The best piece of choreography in the entire movie, 5 big seconds long too!


Senseless Acts of Choreography by Phillip Ko


The last batch of fights (yes, already) aren't extremely good. Shou fights a westerner who looks dumb and Oshima goes against a short dude who looks like her type (height and build wise). They are obviously too powerful for their opponents, Shou beats the whitie without any problem and does a really cool looking kick where he jumps low and kicks way high, almost looks straight out of a videogame. Oshima's fight, however, isn't so pretty. The first part of it is just kicking from both of them, and it doesn't look very good. And I didn't mention this before, but the chick who dubbed Oshima's voice while fighting should have been shot and killed. This isn't the way women sound when they fight.

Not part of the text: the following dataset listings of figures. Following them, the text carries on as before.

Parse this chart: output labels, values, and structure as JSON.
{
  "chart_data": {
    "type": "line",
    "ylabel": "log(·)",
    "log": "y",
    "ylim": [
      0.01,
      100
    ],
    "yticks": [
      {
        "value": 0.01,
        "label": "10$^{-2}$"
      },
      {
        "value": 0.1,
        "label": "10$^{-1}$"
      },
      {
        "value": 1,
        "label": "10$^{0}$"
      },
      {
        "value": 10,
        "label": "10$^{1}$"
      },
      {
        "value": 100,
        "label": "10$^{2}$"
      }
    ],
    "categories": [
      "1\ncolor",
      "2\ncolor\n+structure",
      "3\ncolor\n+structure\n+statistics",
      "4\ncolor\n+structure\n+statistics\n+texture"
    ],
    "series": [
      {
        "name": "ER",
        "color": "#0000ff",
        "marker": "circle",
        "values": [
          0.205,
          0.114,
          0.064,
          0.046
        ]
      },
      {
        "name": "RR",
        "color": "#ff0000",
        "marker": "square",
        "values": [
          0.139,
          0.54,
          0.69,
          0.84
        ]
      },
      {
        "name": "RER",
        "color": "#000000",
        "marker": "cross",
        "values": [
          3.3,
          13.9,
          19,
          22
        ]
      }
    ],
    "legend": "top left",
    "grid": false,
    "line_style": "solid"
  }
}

Watch any HK movie with women fighters and you'll see. So that hurts the presentation, but I imagine the VCD wouldn't suffer as much obviously. Anyways, this fight has so many cuts that you'd think Ko would have filmed all of the 360 degrees around the two of them before they threw 40 punches. It's aweful. At one point it seemed as though there was, on average, MORE THAN 1 CUT PER HIT. That's totally unforgivable. Oshima throws a kick and the camera changes twice. Each hit afterwords gets its own angle, which speeds up the action too much. And it's not effective the way it was in the last fight with Sammo against Billy Chow in Pedicab Driver because you could see where the moves came from and why they were happening. Here, you see a punch, kick, punch, kick, bam bam bam. Shou kills Phillip Ko in a few seconds at the end.



Ok all done, push eject unless you want to see Oshima in a car


I think I've seen stuff like this before done by Phillip Ko... ah yes, EAT MY DUST!!!. He directed that piece of mayhem and it had that stupid camera-in-the-sky technique to make people look like they were jumping high. Doh! I don't like his movies so far. Too many cuts, not enough action, TOO MUCH USELESS NONSENSE! Oh and let's not forget Bolo Yeung (I am almost positive it was him). He plays King Kong (a dubbed name of course), and the dubbing job they did on the poor guy almost made me throw the vcr through the tv screen. Plus, he gets no action except for hitting a guy after twisting his arm.

3/10 - I give it a 3/10 because of Oshima and Shou only. The dubbed version gets a 2/10. Without Shou or Oshima it gets a 1/10. Basically this movie was really boring and I didn't care to watch it half way through, and I didn't miss anything. Not even a worthwhile plot. Stupid Fillipino production (pretty sure about that, there were lots of Filipinos and Filipino movies are crap, I think Crystal Hunt was one too). I don't recommend unless you want to own all of Shou's movies. Don't bother for Oshima's sake unless it's a free rental.

UPDATE 10/9 - Rating System Change

1/5 - Hardly anything worthwhile here.

UPDATE 10/15/00 - Just wanted you all to know that Oshima and Shou look really good in this movie and move well, and if you're serious fans of them then you might as well own this, but if you want GOOD HK action then pass this up.